While a number of disease-modifying therapies are available for SMA, these medications cannot revert damage that already has occurred, and patients can still experience muscular symptoms that significantly affect their quality of life.
“Children and adults living with SMA experience significant muscle weakness and functional impairments affecting their quality of life daily, and a substantial unmet medical need persists,” Lair added.
Myostatin is a naturally occurring protein that normally limits muscle growth, preventing muscles from becoming too large during muscular development. Thus, blocking this protein has the potential to increase muscle mass and strength in people with SMA and other neuromuscular diseases.
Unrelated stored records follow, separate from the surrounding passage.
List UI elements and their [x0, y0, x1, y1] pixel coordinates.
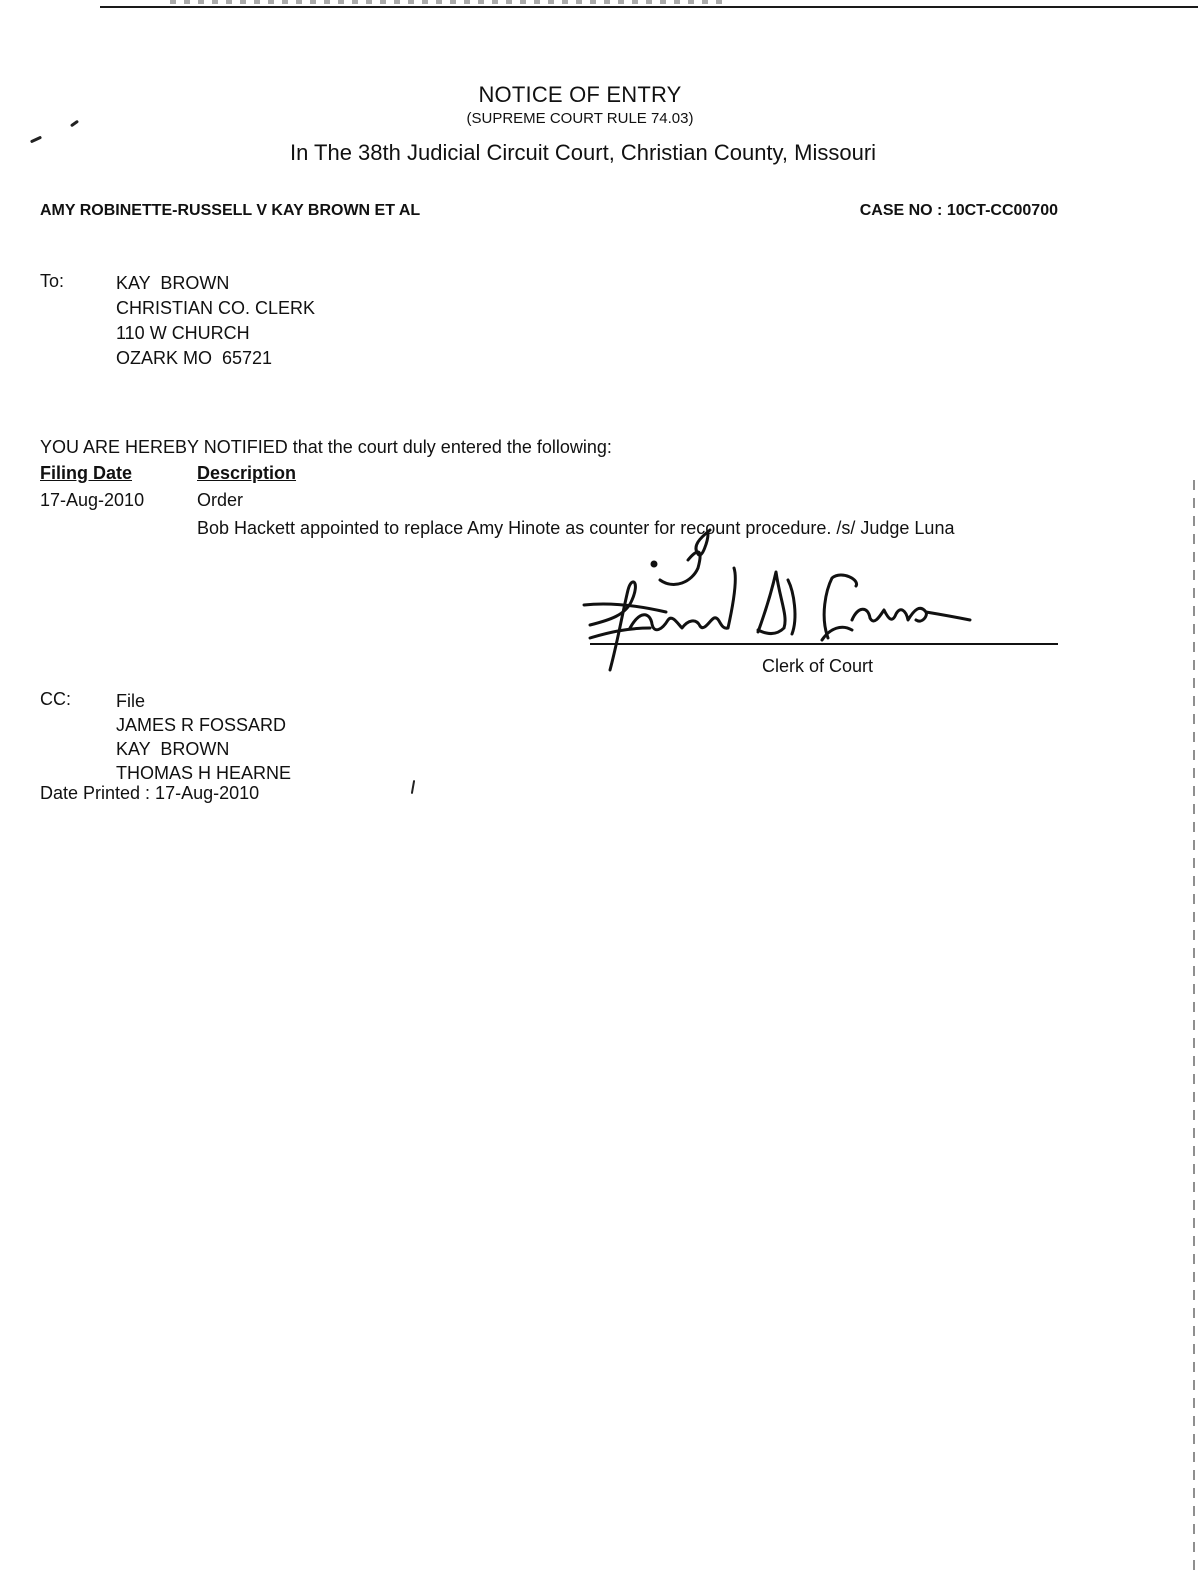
- signature-caption: Clerk of Court: [762, 656, 874, 676]
- cc-recipient: KAY BROWN: [116, 739, 230, 759]
- cc-recipient: File: [116, 691, 146, 711]
- stray-pen-mark: [411, 780, 415, 794]
- entry-description: Bob Hackett appointed to replace Amy Hinote as counter for recount procedure. /s/ Judge Luna: [197, 518, 955, 538]
- address-line: KAY BROWN: [116, 273, 230, 293]
- filing-date-header: Filing Date: [40, 463, 133, 483]
- scan-top-border-line: [100, 6, 1198, 8]
- rule-subtitle: (SUPREME COURT RULE 74.03): [466, 110, 694, 127]
- entry-filing-date: 17-Aug-2010: [40, 490, 145, 510]
- notice-statement: YOU ARE HEREBY NOTIFIED that the court duly entered the following:: [40, 437, 612, 457]
- entry-type: Order: [197, 490, 244, 510]
- recipient-address: [116, 271, 315, 371]
- date-printed: Date Printed : 17-Aug-2010: [40, 783, 260, 803]
- cc-recipients: [116, 689, 291, 785]
- scan-top-noise: [170, 0, 730, 4]
- address-line: CHRISTIAN CO. CLERK: [116, 298, 316, 318]
- cc-recipient: JAMES R FOSSARD: [116, 715, 287, 735]
- case-number: CASE NO : 10CT-CC00700: [859, 202, 1058, 219]
- case-title: AMY ROBINETTE-RUSSELL V KAY BROWN ET AL: [40, 202, 421, 219]
- notice-title: NOTICE OF ENTRY: [478, 82, 682, 107]
- address-line: 110 W CHURCH: [116, 323, 250, 343]
- description-header: Description: [197, 463, 297, 483]
- address-line: OZARK MO 65721: [116, 348, 273, 368]
- cc-label: CC:: [40, 689, 71, 709]
- scan-right-edge-line: [1193, 480, 1195, 1576]
- to-label: To:: [40, 271, 65, 291]
- signature-line: [590, 643, 1058, 645]
- cc-recipient: THOMAS H HEARNE: [116, 763, 292, 783]
- court-name: In The 38th Judicial Circuit Court, Christian County, Missouri: [289, 140, 877, 165]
Taldefgrobep alfa, also known as BHV2000, is an investigational therapy designed to block myostatin’s activity via two mechanisms: by directly lowering myostatin’s levels and by blocking its protein receptor, which stops myostatin-derived signaling in skeletal muscles.
New family of proteins
Administered via under-the-skin (subcutaneous) injections, taldefgrobep alfa is an adnectin, a new family of proteins that work similarly to antibodies but form stronger connections with their target and remain in circulation for longer periods, potentially allowing less frequent dosing.
In preclinical studies and clinical trials, inhibition of myostatin led to a significant increase in muscle mass, supporting taldefgrobep alfa as a promising treatment for SMA and other neuromuscular conditions.
According to Biohaven, the medication has the potential to further improve motor function and other clinical measures when given in combination with other approved treatments.
The company now is conducting a Phase 3 trial, called RESILIENT (NCT05337553), to investigate the impact of taldefgrobep alfa in muscle function in SMA patients receiving an approved disease-modifying therapy or who have been treated with the gene therapy Zolgensma (onasemnogene abeparvovec).
The trial is enrolling up to 225 children and adults, ages 4-21 years, who will be assigned randomly to weekly under-the-skin injections of either taldefgrobep alfa or a placebo for 48 weeks. All will then have the option to join an open-label extension part and receive the active medication for another 48 weeks.
Recruitment is underway in more than 20 locations across the U.S. and in Poland, with additional sites in the U.S. and Europe expected to open.
“We are excited about the potential for taldefgrobep alfa to improve the lives of patients and families affected by SMA,” Lair said.
“Fast Track designation from the FDA underscores the high unmet medical need in SMA and supports the need for additional novel combination therapies in children and adults living with this progressive neurologic disease,” said Karen Chen, PhD, CEO of the SMA Foundation. “We are happy to see the commitment of health authorities to rapidly advance the development of new therapies.”